El 3 de noviembre celebramos mi cumpleaños. Ya son 75 los años que me separan del día de mi nacimiento en Málaga. El simpático y amable Juan - dueño del restaurante "Canyamel" de El Palmar - nos agasaja a toda la familia con una excelente paella valenciana "condimentada" con la sombra de los pinos que rodean la mesa y con la suave brisa que sopla desde la Albufera.

Celebración familiar en el Canyamel

Celebración familiar en el "Canyamel"

Mi primogénita uraliana me recitó en ruso la poesía que acababa de componer y que, traducida al castellano, dice:

A mi padre, en el día de su cumpleaños

Necesse est navigare

A los trece años él navegaba en un barco

y, por cierto, fue en noviembre.

En el puerto de destino había niebla y humo

de las chimeneas; helaba.

Las caras eran otras, y el idioma también.

El juego iba en serio.

Le inculcaban: existen dos colores; pares e impares.

Y resultó ser, vea usted, que la ruleta mentía.

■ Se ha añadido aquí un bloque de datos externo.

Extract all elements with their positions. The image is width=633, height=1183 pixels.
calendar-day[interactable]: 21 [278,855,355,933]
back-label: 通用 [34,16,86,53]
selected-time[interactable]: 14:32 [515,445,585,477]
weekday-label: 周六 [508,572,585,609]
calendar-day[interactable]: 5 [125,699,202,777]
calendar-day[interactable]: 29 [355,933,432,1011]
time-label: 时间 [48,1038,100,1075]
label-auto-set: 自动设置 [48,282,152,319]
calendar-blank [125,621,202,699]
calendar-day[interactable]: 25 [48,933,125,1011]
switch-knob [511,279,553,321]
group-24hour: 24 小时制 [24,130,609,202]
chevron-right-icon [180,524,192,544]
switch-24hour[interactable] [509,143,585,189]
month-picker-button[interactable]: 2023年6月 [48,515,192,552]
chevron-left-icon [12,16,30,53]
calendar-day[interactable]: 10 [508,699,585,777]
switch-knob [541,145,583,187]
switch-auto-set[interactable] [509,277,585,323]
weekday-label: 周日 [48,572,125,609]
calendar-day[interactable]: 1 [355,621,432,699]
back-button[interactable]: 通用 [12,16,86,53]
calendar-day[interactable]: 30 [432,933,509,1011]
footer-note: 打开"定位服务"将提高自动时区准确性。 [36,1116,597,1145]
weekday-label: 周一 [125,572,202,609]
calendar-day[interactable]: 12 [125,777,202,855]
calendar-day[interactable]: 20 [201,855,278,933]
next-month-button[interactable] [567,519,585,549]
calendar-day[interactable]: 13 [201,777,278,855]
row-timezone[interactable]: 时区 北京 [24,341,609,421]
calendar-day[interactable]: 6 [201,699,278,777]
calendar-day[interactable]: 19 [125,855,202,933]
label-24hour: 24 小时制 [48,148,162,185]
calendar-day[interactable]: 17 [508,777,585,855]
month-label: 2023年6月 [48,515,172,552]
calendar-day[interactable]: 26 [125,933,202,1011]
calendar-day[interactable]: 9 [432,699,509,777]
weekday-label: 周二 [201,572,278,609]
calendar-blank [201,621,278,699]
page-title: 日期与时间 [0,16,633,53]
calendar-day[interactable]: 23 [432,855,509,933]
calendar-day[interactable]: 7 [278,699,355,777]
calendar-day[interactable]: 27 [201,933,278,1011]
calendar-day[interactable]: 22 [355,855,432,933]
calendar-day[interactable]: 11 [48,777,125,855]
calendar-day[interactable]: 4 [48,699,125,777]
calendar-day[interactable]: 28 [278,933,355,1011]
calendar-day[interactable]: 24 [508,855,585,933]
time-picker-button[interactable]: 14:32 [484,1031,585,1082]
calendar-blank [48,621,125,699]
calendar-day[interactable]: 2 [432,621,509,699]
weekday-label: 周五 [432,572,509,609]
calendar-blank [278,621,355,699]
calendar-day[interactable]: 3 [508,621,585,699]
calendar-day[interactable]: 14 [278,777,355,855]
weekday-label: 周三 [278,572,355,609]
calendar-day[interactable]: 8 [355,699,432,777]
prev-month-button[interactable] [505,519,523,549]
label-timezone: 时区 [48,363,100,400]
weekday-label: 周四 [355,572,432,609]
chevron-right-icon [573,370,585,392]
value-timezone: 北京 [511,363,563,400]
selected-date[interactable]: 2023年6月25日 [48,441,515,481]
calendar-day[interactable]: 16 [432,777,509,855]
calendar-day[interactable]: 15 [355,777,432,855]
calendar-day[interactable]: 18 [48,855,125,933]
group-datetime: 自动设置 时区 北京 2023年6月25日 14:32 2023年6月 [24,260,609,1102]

El mundo bicolor es un cuento, un mito, un engaño.

Y a las personas listas, para ayudarlas,

se les otorga un corazón-brújula.

¿Es un barco de río? ¿De mar? ¿Qué barco es?

Cualquiera. Tú mismo eres el práctico, el marinero,

el timonel.

En su día regresó a su casa,

teniendo más de trece años. Había encanecido.

Pero no existen en los mares fronteras ni límites:

sólo los retenemos en nuestra memoria.

Cuando el viejo noviembre enciende su faro

el barco zarpa de nuevo al mar de los recuerdos.

La poesía me conmovió. En sus veinte renglones me pareció haber oído una acertada y concisa síntesis de mi larga vida y de las de mis compañeros, "niños de la guerra" que tantos años residimos en la Unión Soviética.